La distinction « Commune nature »

La remise de distinctions « Commune nature » par la Région Alsace et l'Agence de l'eau Rhin-Meuse, selon les 3 niveaux décrits dans la charte régionale, met à l'honneur les communes engagées dans la démarche Zéro Pesticide. L'opération est réalisée tous les 2 ans sur la base d'un diagnostic assuré par un prestataire externe auprès des collectivités candidates. Le respect de la réglementation, la mise en oeuvre de pratiques alternatives, la formation des agents, la communication auprès des habitants sont autant d'éléments déterminant le niveau d'engagement de la collectivité. Les communes distinguées au plus haut niveau (3 libellules) n'utilisent plus de produits phytosanitaires.

Les communes récompensées reçoivent 2 panneaux d'entrée de communes où figurent 1, 2 ou 3 libellules symbolisant le degré d'avancement reconnu, ainsi que des outils de communication (affiches, dépliants) et des autocollants à apposer sur les véhicules municipaux. Chaque commune distinguée a la possibilité de concourir une nouvelle fois pour obtenir un niveau de distinction supérieur ou se voir confirmer le niveau précédemment acquis. Un diplôme lui est alors décerné avec, si besoin, l'attribution de « libellules » supplémentaires. »

Source : site Internet du conseil régional d'Alsace (janvier 2015)
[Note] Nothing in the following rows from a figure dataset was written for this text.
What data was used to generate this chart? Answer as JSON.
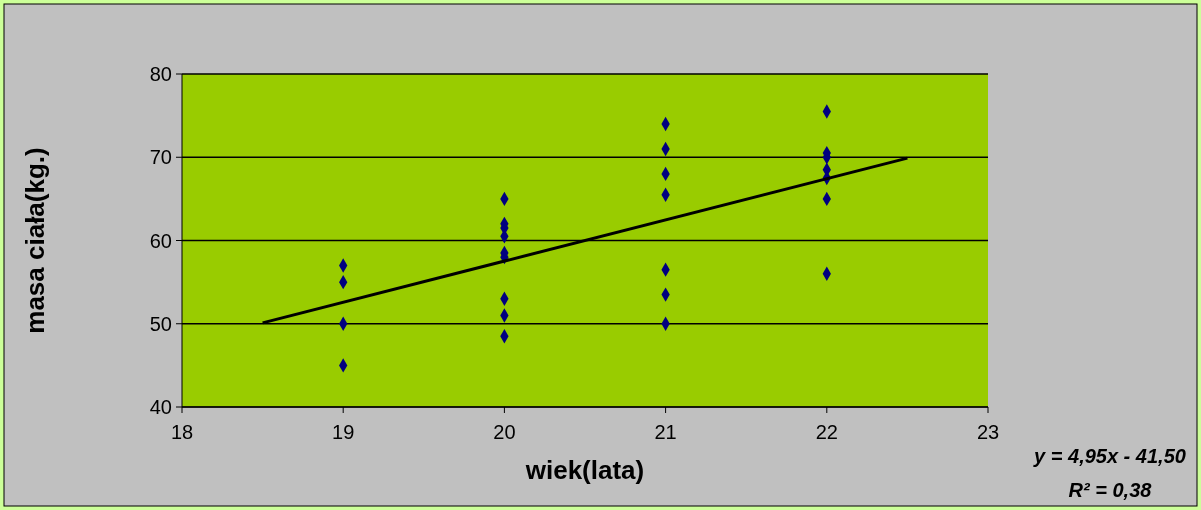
{
  "chart_data": {
    "type": "scatter",
    "xlabel": "wiek(lata)",
    "ylabel": "masa ciała(kg.)",
    "xlim": [
      18,
      23
    ],
    "xticks": [
      18,
      19,
      20,
      21,
      22,
      23
    ],
    "ylim": [
      40,
      80
    ],
    "yticks": [
      40,
      50,
      60,
      70,
      80
    ],
    "grid": "y",
    "series": [
      {
        "marker": "diamond",
        "color": "#000080",
        "x": [
          19,
          19,
          19,
          19,
          20,
          20,
          20,
          20,
          20,
          20,
          20,
          20,
          20,
          21,
          21,
          21,
          21,
          21,
          21,
          21,
          22,
          22,
          22,
          22,
          22,
          22,
          22
        ],
        "values": [
          57,
          55,
          50,
          45,
          65,
          62,
          61.5,
          60.5,
          58.5,
          58,
          53,
          51,
          48.5,
          74,
          71,
          68,
          65.5,
          56.5,
          53.5,
          50,
          75.5,
          70.5,
          70,
          68.5,
          67.5,
          65,
          56
        ]
      },
      {
        "type": "line",
        "color": "#000000",
        "x": [
          18.5,
          22.5
        ],
        "values": [
          50.1,
          69.9
        ],
        "line_style": "solid",
        "marker": "none"
      }
    ],
    "annotations": [
      "y = 4,95x - 41,50",
      "R² = 0,38"
    ]
  }
}
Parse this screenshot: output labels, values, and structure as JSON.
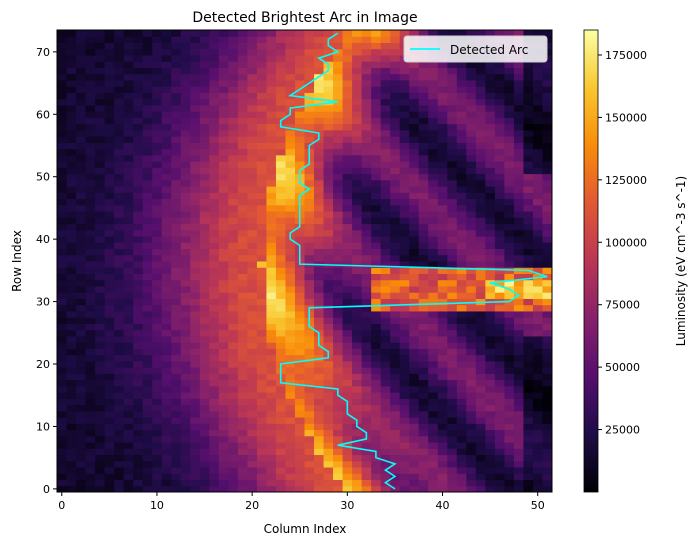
{
  "chart_data": {
    "type": "heatmap",
    "title": "Detected Brightest Arc in Image",
    "xlabel": "Column Index",
    "ylabel": "Row Index",
    "xlim": [
      -0.5,
      51.5
    ],
    "ylim": [
      -0.5,
      73.5
    ],
    "xticks": [
      0,
      10,
      20,
      30,
      40,
      50
    ],
    "yticks": [
      0,
      10,
      20,
      30,
      40,
      50,
      60,
      70
    ],
    "colormap": "inferno",
    "colorbar": {
      "label": "Luminosity (eV cm^-3 s^-1)",
      "range": [
        0,
        185000
      ],
      "ticks": [
        25000,
        50000,
        75000,
        100000,
        125000,
        150000,
        175000
      ]
    },
    "legend": {
      "placement": "top-right",
      "entries": [
        "Detected Arc"
      ]
    },
    "series": [
      {
        "name": "Detected Arc",
        "color": "#00ffff",
        "rows": [
          0,
          1,
          2,
          3,
          4,
          5,
          6,
          7,
          8,
          9,
          10,
          11,
          12,
          13,
          14,
          15,
          16,
          17,
          18,
          19,
          20,
          21,
          22,
          23,
          24,
          25,
          26,
          27,
          28,
          29,
          30,
          31,
          32,
          33,
          34,
          35,
          36,
          37,
          38,
          39,
          40,
          41,
          42,
          43,
          44,
          45,
          46,
          47,
          48,
          49,
          50,
          51,
          52,
          53,
          54,
          55,
          56,
          57,
          58,
          59,
          60,
          61,
          62,
          63,
          64,
          65,
          66,
          67,
          68,
          69,
          70,
          71,
          72,
          73
        ],
        "columns": [
          35,
          34,
          35,
          34,
          35,
          33,
          33,
          29,
          32,
          32,
          31,
          31,
          30,
          30,
          30,
          29,
          29,
          23,
          23,
          23,
          23,
          28,
          28,
          27,
          27,
          27,
          26,
          26,
          26,
          26,
          47,
          48,
          47,
          45,
          51,
          49,
          25,
          25,
          25,
          25,
          24,
          24,
          25,
          25,
          25,
          25,
          25,
          25,
          26,
          25,
          25,
          25,
          26,
          26,
          26,
          26,
          27,
          27,
          23,
          23,
          24,
          24,
          29,
          24,
          25,
          26,
          27,
          28,
          28,
          27,
          29,
          28,
          28,
          29
        ]
      }
    ]
  }
}
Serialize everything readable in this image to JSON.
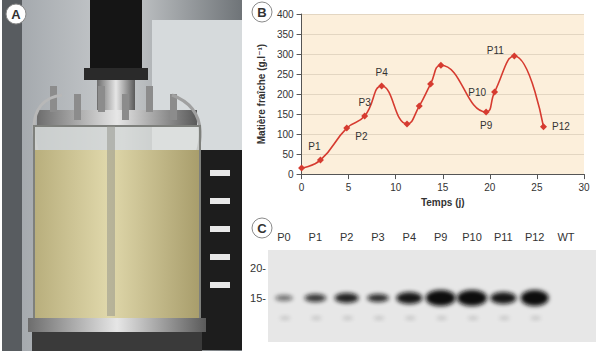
{
  "chart_data": {
    "type": "line",
    "x": [
      0,
      2,
      4.8,
      6.7,
      8.5,
      11.2,
      12.5,
      13.7,
      14.8,
      19.6,
      20.5,
      22.6,
      25.7
    ],
    "values": [
      15,
      35,
      115,
      145,
      220,
      125,
      170,
      225,
      272,
      155,
      205,
      295,
      118
    ],
    "annotations": [
      null,
      "P1",
      "P2",
      "P3",
      "P4",
      null,
      null,
      null,
      null,
      "P9",
      "P10",
      "P11",
      "P12"
    ],
    "color": "#d63b30",
    "marker": "diamond",
    "xlabel": "Temps (j)",
    "ylabel": "Matière fraîche (g.l⁻¹)",
    "xlim": [
      0,
      30
    ],
    "ylim": [
      0,
      400
    ],
    "xticks": [
      0,
      5,
      10,
      15,
      20,
      25,
      30
    ],
    "yticks": [
      0,
      50,
      100,
      150,
      200,
      250,
      300,
      350,
      400
    ],
    "grid": true
  },
  "panels": {
    "photo": {
      "label": "A"
    },
    "chart": {
      "label": "B"
    },
    "blot": {
      "label": "C",
      "lanes": [
        "P0",
        "P1",
        "P2",
        "P3",
        "P4",
        "P9",
        "P10",
        "P11",
        "P12",
        "WT"
      ],
      "markers": [
        {
          "value": 20,
          "label": "20-"
        },
        {
          "value": 15,
          "label": "15-"
        }
      ]
    }
  }
}
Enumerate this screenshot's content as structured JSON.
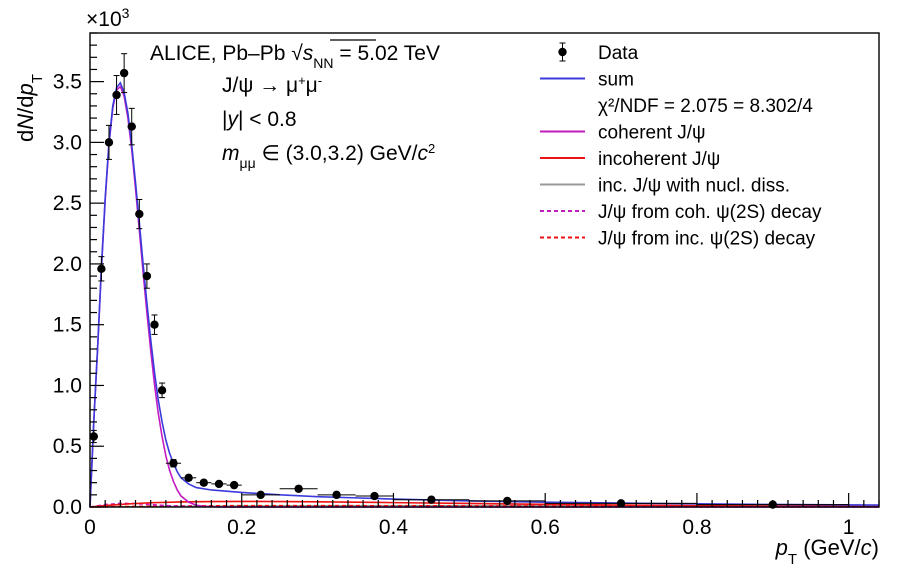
{
  "chart_data": {
    "type": "scatter",
    "x_label": "p_T (GeV/c)",
    "y_label": "dN/dp_T",
    "y_multiplier": "×10^3",
    "xlim": [
      0,
      1.04
    ],
    "ylim": [
      0,
      3.9
    ],
    "x_ticks": [
      "0",
      "0.2",
      "0.4",
      "0.6",
      "0.8",
      "1"
    ],
    "y_ticks": [
      "0.0",
      "0.5",
      "1.0",
      "1.5",
      "2.0",
      "2.5",
      "3.0",
      "3.5"
    ],
    "annotations": {
      "line1": "ALICE, Pb–Pb √s_NN = 5.02 TeV",
      "line2": "J/ψ → μ⁺μ⁻",
      "line3": "|y| < 0.8",
      "line4": "m_μμ ∈ (3.0,3.2) GeV/c²"
    },
    "legend": {
      "placement": "top-right",
      "entries": [
        {
          "label": "Data",
          "style": "marker",
          "color": "#000000"
        },
        {
          "label": "sum",
          "style": "solid",
          "color": "#3b3bdc"
        },
        {
          "label": "χ²/NDF = 2.075 = 8.302/4",
          "style": "none",
          "color": "#000000"
        },
        {
          "label": "coherent J/ψ",
          "style": "solid",
          "color": "#c21bc2"
        },
        {
          "label": "incoherent J/ψ",
          "style": "solid",
          "color": "#ee1111"
        },
        {
          "label": "inc. J/ψ with nucl. diss.",
          "style": "solid",
          "color": "#999999"
        },
        {
          "label": "J/ψ from coh. ψ(2S) decay",
          "style": "dashed",
          "color": "#c21bc2"
        },
        {
          "label": "J/ψ from inc. ψ(2S) decay",
          "style": "dashed",
          "color": "#ee1111"
        }
      ]
    },
    "data_points": [
      {
        "x": 0.005,
        "xerr": 0.005,
        "y": 0.58,
        "yerr": 0.05
      },
      {
        "x": 0.015,
        "xerr": 0.005,
        "y": 1.96,
        "yerr": 0.1
      },
      {
        "x": 0.025,
        "xerr": 0.005,
        "y": 3.0,
        "yerr": 0.14
      },
      {
        "x": 0.035,
        "xerr": 0.005,
        "y": 3.39,
        "yerr": 0.16
      },
      {
        "x": 0.045,
        "xerr": 0.005,
        "y": 3.57,
        "yerr": 0.16
      },
      {
        "x": 0.055,
        "xerr": 0.005,
        "y": 3.13,
        "yerr": 0.15
      },
      {
        "x": 0.065,
        "xerr": 0.005,
        "y": 2.41,
        "yerr": 0.12
      },
      {
        "x": 0.075,
        "xerr": 0.005,
        "y": 1.9,
        "yerr": 0.1
      },
      {
        "x": 0.085,
        "xerr": 0.005,
        "y": 1.5,
        "yerr": 0.08
      },
      {
        "x": 0.095,
        "xerr": 0.005,
        "y": 0.96,
        "yerr": 0.06
      },
      {
        "x": 0.11,
        "xerr": 0.01,
        "y": 0.36,
        "yerr": 0.03
      },
      {
        "x": 0.13,
        "xerr": 0.01,
        "y": 0.24,
        "yerr": 0.02
      },
      {
        "x": 0.15,
        "xerr": 0.01,
        "y": 0.2,
        "yerr": 0.02
      },
      {
        "x": 0.17,
        "xerr": 0.01,
        "y": 0.19,
        "yerr": 0.02
      },
      {
        "x": 0.19,
        "xerr": 0.01,
        "y": 0.18,
        "yerr": 0.02
      },
      {
        "x": 0.225,
        "xerr": 0.025,
        "y": 0.1,
        "yerr": 0.015
      },
      {
        "x": 0.275,
        "xerr": 0.025,
        "y": 0.15,
        "yerr": 0.015
      },
      {
        "x": 0.325,
        "xerr": 0.025,
        "y": 0.1,
        "yerr": 0.012
      },
      {
        "x": 0.375,
        "xerr": 0.025,
        "y": 0.09,
        "yerr": 0.012
      },
      {
        "x": 0.45,
        "xerr": 0.05,
        "y": 0.06,
        "yerr": 0.008
      },
      {
        "x": 0.55,
        "xerr": 0.05,
        "y": 0.05,
        "yerr": 0.008
      },
      {
        "x": 0.7,
        "xerr": 0.1,
        "y": 0.03,
        "yerr": 0.005
      },
      {
        "x": 0.9,
        "xerr": 0.1,
        "y": 0.02,
        "yerr": 0.004
      }
    ],
    "curves": {
      "coherent": {
        "color": "#c21bc2",
        "points": [
          [
            0,
            0
          ],
          [
            0.005,
            0.7
          ],
          [
            0.01,
            1.3
          ],
          [
            0.015,
            1.95
          ],
          [
            0.02,
            2.52
          ],
          [
            0.025,
            2.98
          ],
          [
            0.03,
            3.28
          ],
          [
            0.035,
            3.43
          ],
          [
            0.04,
            3.46
          ],
          [
            0.045,
            3.38
          ],
          [
            0.05,
            3.2
          ],
          [
            0.055,
            2.94
          ],
          [
            0.06,
            2.62
          ],
          [
            0.065,
            2.28
          ],
          [
            0.07,
            1.93
          ],
          [
            0.075,
            1.6
          ],
          [
            0.08,
            1.29
          ],
          [
            0.085,
            1.01
          ],
          [
            0.09,
            0.77
          ],
          [
            0.095,
            0.58
          ],
          [
            0.1,
            0.42
          ],
          [
            0.105,
            0.3
          ],
          [
            0.11,
            0.21
          ],
          [
            0.115,
            0.14
          ],
          [
            0.12,
            0.09
          ],
          [
            0.13,
            0.04
          ],
          [
            0.14,
            0.015
          ],
          [
            0.15,
            0.005
          ],
          [
            0.17,
            0
          ],
          [
            1.04,
            0
          ]
        ]
      },
      "sum": {
        "color": "#3b3bdc",
        "points": [
          [
            0,
            0
          ],
          [
            0.005,
            0.71
          ],
          [
            0.01,
            1.31
          ],
          [
            0.015,
            1.97
          ],
          [
            0.02,
            2.54
          ],
          [
            0.025,
            3.0
          ],
          [
            0.03,
            3.3
          ],
          [
            0.035,
            3.45
          ],
          [
            0.04,
            3.49
          ],
          [
            0.045,
            3.41
          ],
          [
            0.05,
            3.24
          ],
          [
            0.055,
            2.98
          ],
          [
            0.06,
            2.67
          ],
          [
            0.065,
            2.34
          ],
          [
            0.07,
            2.0
          ],
          [
            0.075,
            1.68
          ],
          [
            0.08,
            1.38
          ],
          [
            0.085,
            1.11
          ],
          [
            0.09,
            0.88
          ],
          [
            0.095,
            0.7
          ],
          [
            0.1,
            0.55
          ],
          [
            0.105,
            0.44
          ],
          [
            0.11,
            0.36
          ],
          [
            0.115,
            0.29
          ],
          [
            0.12,
            0.24
          ],
          [
            0.13,
            0.19
          ],
          [
            0.14,
            0.16
          ],
          [
            0.16,
            0.14
          ],
          [
            0.2,
            0.12
          ],
          [
            0.25,
            0.1
          ],
          [
            0.3,
            0.085
          ],
          [
            0.35,
            0.075
          ],
          [
            0.4,
            0.065
          ],
          [
            0.5,
            0.05
          ],
          [
            0.6,
            0.04
          ],
          [
            0.7,
            0.032
          ],
          [
            0.8,
            0.026
          ],
          [
            0.9,
            0.021
          ],
          [
            1.04,
            0.016
          ]
        ]
      },
      "incoherent": {
        "color": "#ee1111",
        "points": [
          [
            0,
            0
          ],
          [
            0.02,
            0.012
          ],
          [
            0.05,
            0.025
          ],
          [
            0.08,
            0.035
          ],
          [
            0.12,
            0.042
          ],
          [
            0.16,
            0.045
          ],
          [
            0.2,
            0.046
          ],
          [
            0.25,
            0.045
          ],
          [
            0.3,
            0.043
          ],
          [
            0.35,
            0.04
          ],
          [
            0.4,
            0.036
          ],
          [
            0.5,
            0.029
          ],
          [
            0.6,
            0.022
          ],
          [
            0.7,
            0.016
          ],
          [
            0.8,
            0.011
          ],
          [
            0.9,
            0.007
          ],
          [
            1.04,
            0.004
          ]
        ]
      },
      "nucl_diss": {
        "color": "#999999",
        "points": [
          [
            0,
            0
          ],
          [
            0.1,
            0.004
          ],
          [
            0.2,
            0.008
          ],
          [
            0.3,
            0.01
          ],
          [
            0.4,
            0.011
          ],
          [
            0.5,
            0.011
          ],
          [
            0.6,
            0.011
          ],
          [
            0.7,
            0.01
          ],
          [
            0.8,
            0.009
          ],
          [
            0.9,
            0.008
          ],
          [
            1.04,
            0.007
          ]
        ]
      },
      "coh_psi2s": {
        "color": "#c21bc2",
        "points": [
          [
            0,
            0
          ],
          [
            0.02,
            0.02
          ],
          [
            0.04,
            0.03
          ],
          [
            0.06,
            0.028
          ],
          [
            0.08,
            0.02
          ],
          [
            0.1,
            0.012
          ],
          [
            0.12,
            0.006
          ],
          [
            0.15,
            0.002
          ],
          [
            0.2,
            0
          ],
          [
            1.04,
            0
          ]
        ]
      },
      "inc_psi2s": {
        "color": "#ee1111",
        "points": [
          [
            0,
            0
          ],
          [
            0.05,
            0.004
          ],
          [
            0.1,
            0.008
          ],
          [
            0.2,
            0.011
          ],
          [
            0.3,
            0.011
          ],
          [
            0.4,
            0.01
          ],
          [
            0.5,
            0.009
          ],
          [
            0.6,
            0.007
          ],
          [
            0.7,
            0.006
          ],
          [
            0.8,
            0.004
          ],
          [
            0.9,
            0.003
          ],
          [
            1.04,
            0.002
          ]
        ]
      }
    }
  }
}
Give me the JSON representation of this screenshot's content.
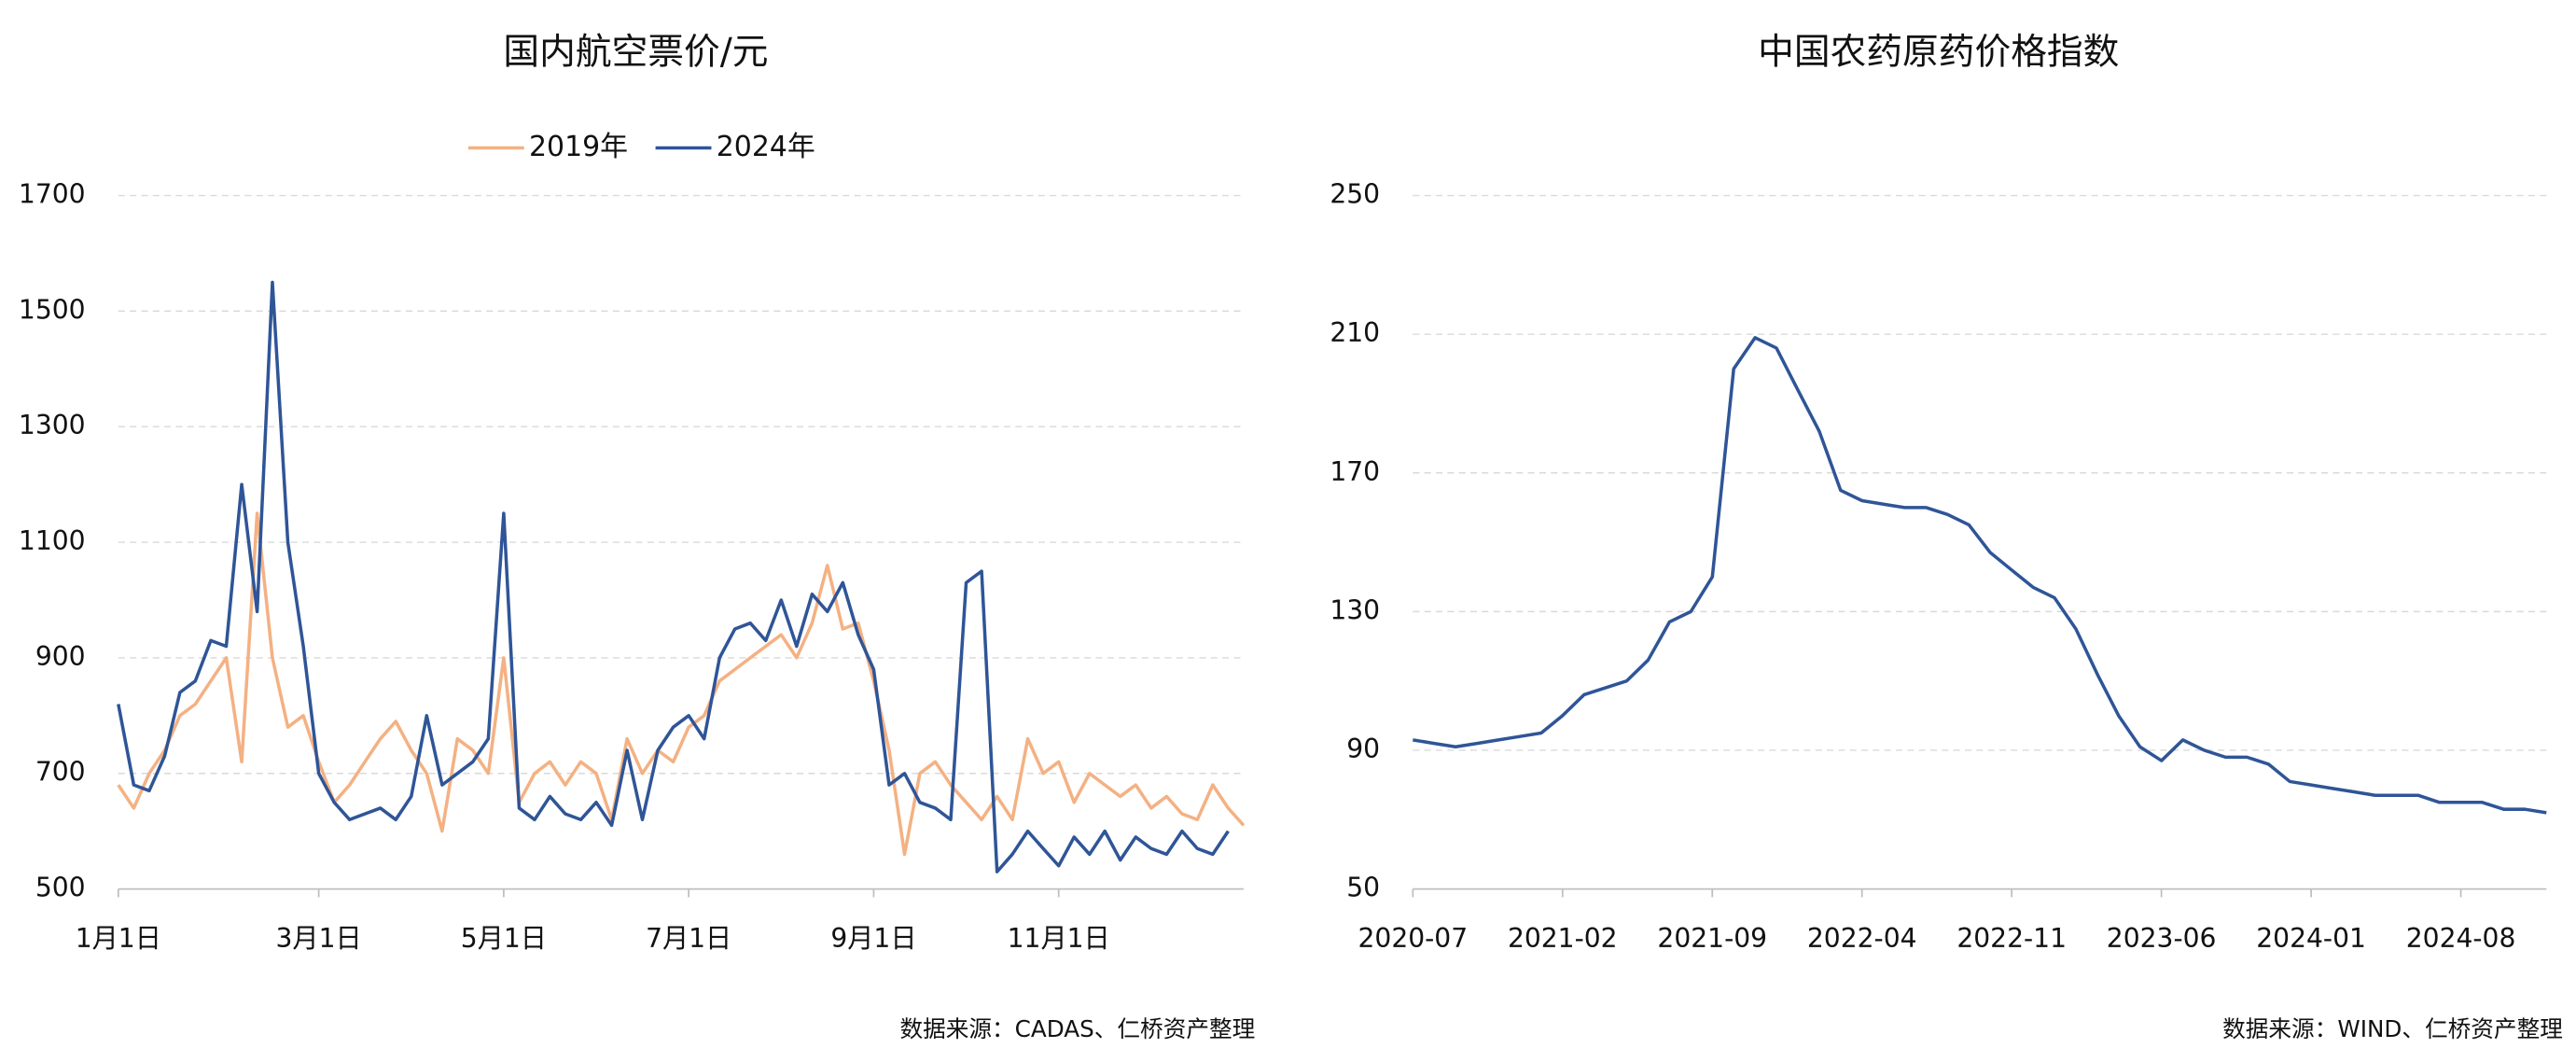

* 8 Rapport n°124 du 6 novembre 2013 fait par M. Ronan Dantec, au nom de la commission du développement durable, des infrastructures, de l'équipement et de l'aménagement du territoire (session ordinaire 2013-2014) - page 10.

* 9 Présentation du plan Écophyto II - Ministère de l'Écologie et du Développement durable et de l'Énergie - Ministère de l'Agriculture, de l'agroalimentaire et de la forêt - 20 octobre 2015.